The morning sun licked my face as I evoked the winged dawn creatures of the east. Fire moved in my being with the energy of the wind as I turned and called the dancing fires of the south. I tasted the salt sea tang on her breath as I turned to call the waters of the west. I stamped my feet and danced round with her, my energetic dance partner as I called to the mountains embracing this valley to come and hold the beauty of the earth. I twirled on one foot, reaching high and swooping low as I moved between the worlds.

How beautiful to stand and lean into the great wind. Her rough embrace caught and held me as I stood. I surfed, rotated and shifted against her and felt her lift me effortlessly.

I was a bird, a big bird and I was flying high. I soared above the green earth and the brown mountains, the patchwork of orchard fields, the white houses and snaking roads. Moving through the blue sky, I turned towards the sun and began to sing:

“Soar into the scorching sun,
Bourne on western winds.
Rise above the round green earth,
Fly into the east.

I circled and circled. The earth below a patchwork of patterns. Swooping down, I skimmed the sea as waves danced reaching to suck at me as I flew off again.

Bare feet slapped on the hot roof as I danced round and round, spinning and circling in the wildness of the wind. But it was time to come back down to earth and I reluctantly slowed and stopped, bowing to the morning, the sun, the wind and the mountain as I closed my circle and made ready to climb back down the stairs.

The Grandmother Olive (Andalusia, Spain)

Thursday June 14, 2007

I had swum and breakfasted. My limbs, warmed by the sun, felt relaxed. Life was good!

I sat on the lap of the old olive tree and listened to the waters of the weekly irrigation running across the grass. The whiskery old lady, (she is said to be a thousand years old) seemed to me to be breathing raspingly, her rough old bark snagging my bare shoulders. I lent back into her, and closing my eyes, raised my face to the dappled sun.

The world spun round and in another time and place I was on the side of a valley, sitting under a mature and curving olive tree. All around me, the ground sloped down, half hidden by fruit trees, standing in the water that was the Moorish irrigation system flowing across the valley. I got up, stretching, turning to stroke the tree under which I had been sitting and then moved off.

Under my bare feet, the tuffety grass between the trees felt course but not harsh. The water licked coolly between my toes. I walked down through the orchard, turning back from time to time to see the sturdy squat solid tree watching me.

Starlings and sparrows quarrelled above my head. Not far off, a pigeon cooed. In the distance a goat bleated and its mother replied.

Snaking back through the trees, I returned to the olive tree. I knelt before her in thanksgiving, for here surely was the goddess in her hard olive wood and solidity, in her curves and platted maturity.

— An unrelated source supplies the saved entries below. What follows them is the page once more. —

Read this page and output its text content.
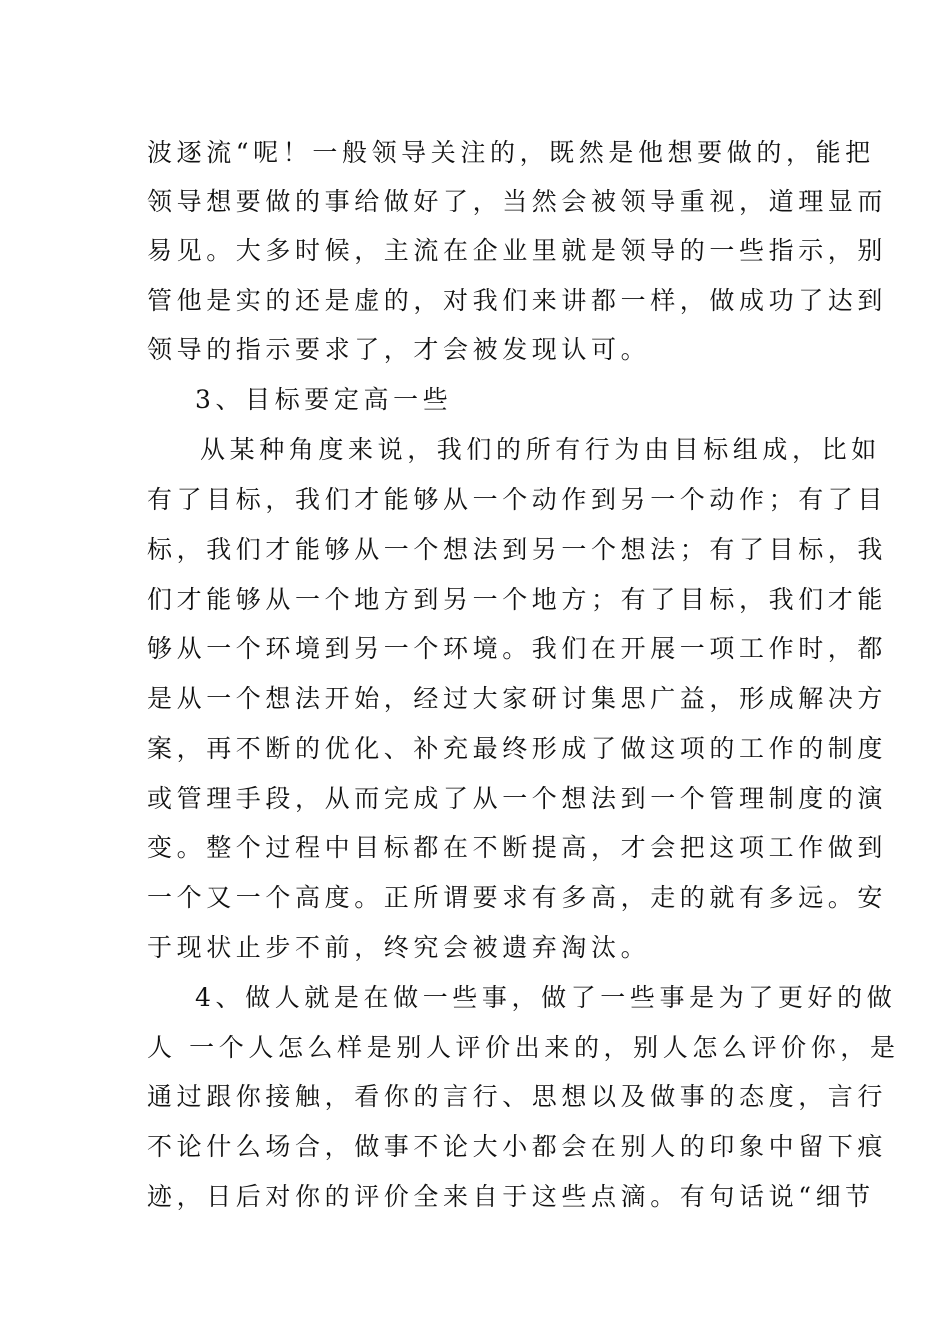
波逐流“呢！一般领导关注的，既然是他想要做的，能把
领导想要做的事给做好了，当然会被领导重视，道理显而
易见。大多时候，主流在企业里就是领导的一些指示，别
管他是实的还是虚的，对我们来讲都一样，做成功了达到
领导的指示要求了，才会被发现认可。
3、目标要定高一些
从某种角度来说，我们的所有行为由目标组成，比如
有了目标，我们才能够从一个动作到另一个动作；有了目
标，我们才能够从一个想法到另一个想法；有了目标，我
们才能够从一个地方到另一个地方；有了目标，我们才能
够从一个环境到另一个环境。我们在开展一项工作时，都
是从一个想法开始，经过大家研讨集思广益，形成解决方
案，再不断的优化、补充最终形成了做这项的工作的制度
或管理手段，从而完成了从一个想法到一个管理制度的演
变。整个过程中目标都在不断提高，才会把这项工作做到
一个又一个高度。正所谓要求有多高，走的就有多远。安
于现状止步不前，终究会被遗弃淘汰。
4、做人就是在做一些事，做了一些事是为了更好的做
人 一个人怎么样是别人评价出来的，别人怎么评价你，是
通过跟你接触，看你的言行、思想以及做事的态度，言行
不论什么场合，做事不论大小都会在别人的印象中留下痕
迹，日后对你的评价全来自于这些点滴。有句话说“细节
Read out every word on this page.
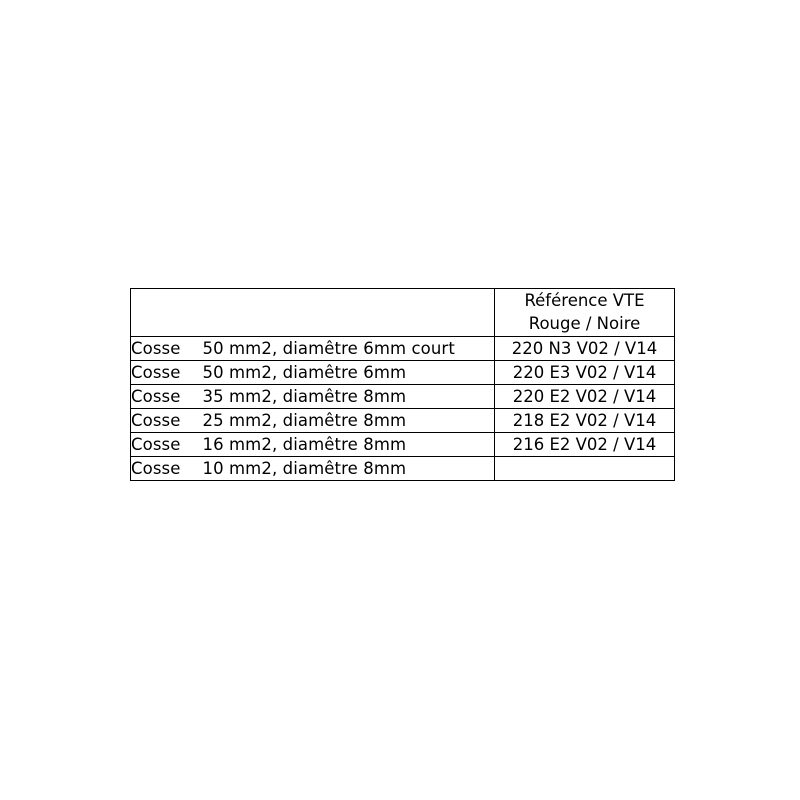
	Référence VTE
Rouge / Noire

Cosse 50 mm2, diamêtre 6mm court	220 N3 V02 / V14
Cosse 50 mm2, diamêtre 6mm	220 E3 V02 / V14
Cosse 35 mm2, diamêtre 8mm	220 E2 V02 / V14
Cosse 25 mm2, diamêtre 8mm	218 E2 V02 / V14
Cosse 16 mm2, diamêtre 8mm	216 E2 V02 / V14
Cosse 10 mm2, diamêtre 8mm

Footsteps moved hurriedly across the grass. An old man’s voice called “Ola! Ola!” Suddenly my hands were seized by hard calloused ones and he held and squeezed them. The old gardener, normally quite taciturn was positively effusive. Freeing one hand, I stroked the crumbling bark of the ancient, magnificent and ever-watchful old tree and said “Gracias, gracias”. “Old tree”, he said, slapping her flank affectionately as he turned to walk away. We understood each other, the tree, the old gardener and me.

I climbed to my feet and stood upon the bench carved from her bulbus trunk. Reaching up, I put my arms around her great swollen body, lent my cheek against her roughness and was still.

I breathed in her musty old smell and felt at peace. My mind wandered back to the day I had heard of the suicide of my dear friend. I had gone to the tree and she had held me in quiet dignity whilst I grieved.

I thought of the white-haired, whiskery old man who had been my father. His thin and frail body such a contrast to this more ancient and robust being. The tree seemed to groan slightly and shift in the breeze and I knew she understood. I was comforted. Time moved on and I was in danger of being late for a class. Reluctantly I climbed back down and stood in front of her. I bent my head and folded my hands. “namaste grandmother” I whispered.